13. A method of producing a polymer-gel-coated conductor according to claim 5, wherein said conductor member is made of a material selected from a group consisting of platinum, zinc and copper.

14. A method of producing a polymer-gel-coated conductor according to claim 5, wherein said polymer contains as its major component, a substance selected from a group consisting of polyacrylamide, polyacrylate, polymethacrylate, polymethacrylamide, polyvinylpyrrolidone, polyvinyl alcohol, agar and gelatin.

15. A method of producing a polymer-gel-coated conductor according to claim 5, wherein said oxidation product or reduction product of an inorganic matter is one selected from a group consisting of zinc, copper, mercury, iron, nickel and cadmium.

16. A polymer electric cell comprising a pair of electrodes, wherein at least one electrode is a polymer-gel-coated conductor produced by a method comprising the steps of:

coating a conductor member with a cross-linked polymer in a gel state by immersing said conductor member in a solution of polymerizable material which produces said cross-linked polymer; and

oxidizing or reducing an inorganic matter by using said conductor member as an anode, a cathode or a catalyst, thereby forming an oxidation product or a reduction product on a surface of said conductor member and/or in a region of said polymer in the vicinity of said surface of said conductor member.

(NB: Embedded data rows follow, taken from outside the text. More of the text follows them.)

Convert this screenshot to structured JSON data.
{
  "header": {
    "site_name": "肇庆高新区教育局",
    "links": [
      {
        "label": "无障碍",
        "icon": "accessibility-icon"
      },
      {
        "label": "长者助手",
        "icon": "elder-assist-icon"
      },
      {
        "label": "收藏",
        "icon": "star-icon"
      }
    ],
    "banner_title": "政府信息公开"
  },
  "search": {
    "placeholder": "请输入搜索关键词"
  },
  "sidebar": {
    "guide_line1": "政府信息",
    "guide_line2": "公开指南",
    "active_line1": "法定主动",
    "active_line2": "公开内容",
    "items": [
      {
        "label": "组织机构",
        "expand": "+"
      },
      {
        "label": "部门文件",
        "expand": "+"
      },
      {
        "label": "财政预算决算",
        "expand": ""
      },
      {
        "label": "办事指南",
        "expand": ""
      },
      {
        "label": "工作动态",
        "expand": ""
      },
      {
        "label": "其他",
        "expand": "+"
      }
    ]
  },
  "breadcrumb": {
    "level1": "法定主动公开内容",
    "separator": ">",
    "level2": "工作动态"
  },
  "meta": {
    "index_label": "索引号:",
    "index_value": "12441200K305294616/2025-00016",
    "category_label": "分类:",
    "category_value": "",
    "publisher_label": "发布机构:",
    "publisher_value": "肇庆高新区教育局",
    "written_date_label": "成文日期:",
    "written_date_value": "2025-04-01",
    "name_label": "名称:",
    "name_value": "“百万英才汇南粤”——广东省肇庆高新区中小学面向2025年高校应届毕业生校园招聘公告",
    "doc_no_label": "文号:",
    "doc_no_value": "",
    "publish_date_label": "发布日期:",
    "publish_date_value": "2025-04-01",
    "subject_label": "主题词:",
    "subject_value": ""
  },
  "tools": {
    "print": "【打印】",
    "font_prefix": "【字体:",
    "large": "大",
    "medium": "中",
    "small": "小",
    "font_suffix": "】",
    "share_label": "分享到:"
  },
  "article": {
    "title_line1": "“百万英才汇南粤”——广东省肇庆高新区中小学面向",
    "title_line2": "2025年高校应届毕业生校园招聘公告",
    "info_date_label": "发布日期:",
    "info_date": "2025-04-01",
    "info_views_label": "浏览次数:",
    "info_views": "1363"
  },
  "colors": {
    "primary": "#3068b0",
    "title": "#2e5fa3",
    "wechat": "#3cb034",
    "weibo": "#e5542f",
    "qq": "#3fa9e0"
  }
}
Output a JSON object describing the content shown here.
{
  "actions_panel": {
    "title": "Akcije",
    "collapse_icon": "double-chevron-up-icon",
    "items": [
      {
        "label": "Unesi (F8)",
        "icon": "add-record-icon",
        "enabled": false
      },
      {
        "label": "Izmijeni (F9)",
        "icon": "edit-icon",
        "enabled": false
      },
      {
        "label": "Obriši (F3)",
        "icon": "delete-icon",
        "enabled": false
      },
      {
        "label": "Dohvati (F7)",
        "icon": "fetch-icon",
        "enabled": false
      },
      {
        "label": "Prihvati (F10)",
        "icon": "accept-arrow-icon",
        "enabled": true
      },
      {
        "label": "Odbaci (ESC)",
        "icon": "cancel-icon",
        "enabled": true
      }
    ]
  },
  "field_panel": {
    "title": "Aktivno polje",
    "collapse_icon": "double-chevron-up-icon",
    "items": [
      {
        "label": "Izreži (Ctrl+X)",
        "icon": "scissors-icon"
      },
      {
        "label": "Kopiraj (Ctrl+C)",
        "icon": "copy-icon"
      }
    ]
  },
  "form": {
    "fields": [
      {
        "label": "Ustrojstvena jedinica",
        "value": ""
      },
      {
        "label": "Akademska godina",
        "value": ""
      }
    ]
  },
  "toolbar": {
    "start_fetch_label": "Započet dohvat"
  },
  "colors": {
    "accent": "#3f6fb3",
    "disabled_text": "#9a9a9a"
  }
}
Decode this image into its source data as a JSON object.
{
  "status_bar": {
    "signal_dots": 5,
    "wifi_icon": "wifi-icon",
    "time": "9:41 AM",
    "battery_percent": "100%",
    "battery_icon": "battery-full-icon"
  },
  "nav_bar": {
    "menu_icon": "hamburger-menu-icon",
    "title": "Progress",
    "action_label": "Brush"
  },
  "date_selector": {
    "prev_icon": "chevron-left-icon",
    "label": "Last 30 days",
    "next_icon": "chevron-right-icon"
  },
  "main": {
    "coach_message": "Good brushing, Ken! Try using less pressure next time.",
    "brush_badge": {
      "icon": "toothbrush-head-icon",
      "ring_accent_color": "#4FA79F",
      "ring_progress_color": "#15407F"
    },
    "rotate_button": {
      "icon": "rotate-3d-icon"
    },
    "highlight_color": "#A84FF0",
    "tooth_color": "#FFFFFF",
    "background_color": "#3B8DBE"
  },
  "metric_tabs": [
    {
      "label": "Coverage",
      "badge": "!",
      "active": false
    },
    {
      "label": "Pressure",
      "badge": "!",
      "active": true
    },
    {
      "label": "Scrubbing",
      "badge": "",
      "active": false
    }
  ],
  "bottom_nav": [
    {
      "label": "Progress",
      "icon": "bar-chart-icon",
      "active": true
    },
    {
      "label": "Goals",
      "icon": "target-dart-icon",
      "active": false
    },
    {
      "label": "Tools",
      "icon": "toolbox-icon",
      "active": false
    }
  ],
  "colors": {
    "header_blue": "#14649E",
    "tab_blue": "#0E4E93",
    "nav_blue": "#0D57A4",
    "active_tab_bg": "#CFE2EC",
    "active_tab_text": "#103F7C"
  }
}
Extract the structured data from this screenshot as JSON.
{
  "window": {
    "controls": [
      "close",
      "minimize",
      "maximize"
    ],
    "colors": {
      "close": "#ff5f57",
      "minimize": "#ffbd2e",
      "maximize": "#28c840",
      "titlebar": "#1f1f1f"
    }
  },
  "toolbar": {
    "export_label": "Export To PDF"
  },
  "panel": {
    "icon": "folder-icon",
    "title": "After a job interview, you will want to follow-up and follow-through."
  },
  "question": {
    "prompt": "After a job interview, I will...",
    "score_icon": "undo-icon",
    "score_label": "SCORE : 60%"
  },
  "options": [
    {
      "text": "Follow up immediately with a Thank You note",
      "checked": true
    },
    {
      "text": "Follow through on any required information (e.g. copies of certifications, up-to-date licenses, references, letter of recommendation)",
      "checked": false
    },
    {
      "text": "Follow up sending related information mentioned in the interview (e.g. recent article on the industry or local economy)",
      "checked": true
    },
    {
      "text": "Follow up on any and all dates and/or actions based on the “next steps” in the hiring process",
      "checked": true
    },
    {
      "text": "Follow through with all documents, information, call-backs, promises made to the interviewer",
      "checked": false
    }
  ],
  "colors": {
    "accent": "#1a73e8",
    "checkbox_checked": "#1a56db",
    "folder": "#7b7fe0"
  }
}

17. A polymer electric cell according to claim 16, wherein said pair of electrodes are made of polymer-gel-coated conductors, the coating polymer of both electrodes containing different electrolytes.

18. A polymer electric cell according to claim 16, wherein said conductor member is made of a material selected from a group consisting of platinum, zinc and copper.

19. A polymer electric cell according to claim 16, wherein said polymer contains as its major component, a substance selected from a group consisting of polyacrylamide, polyacrylate, polymethacrylate, polymethacrylamide, polyvinyl pyrolidone, polyvinyl alcohol, agar and gelatin.

20. A polymer electric cell according to claim 16, wherein said oxidation or reduction product of an inorganic matter is one selected from a group consisting of zinc, copper, mercury, iron, nickel and cadmium.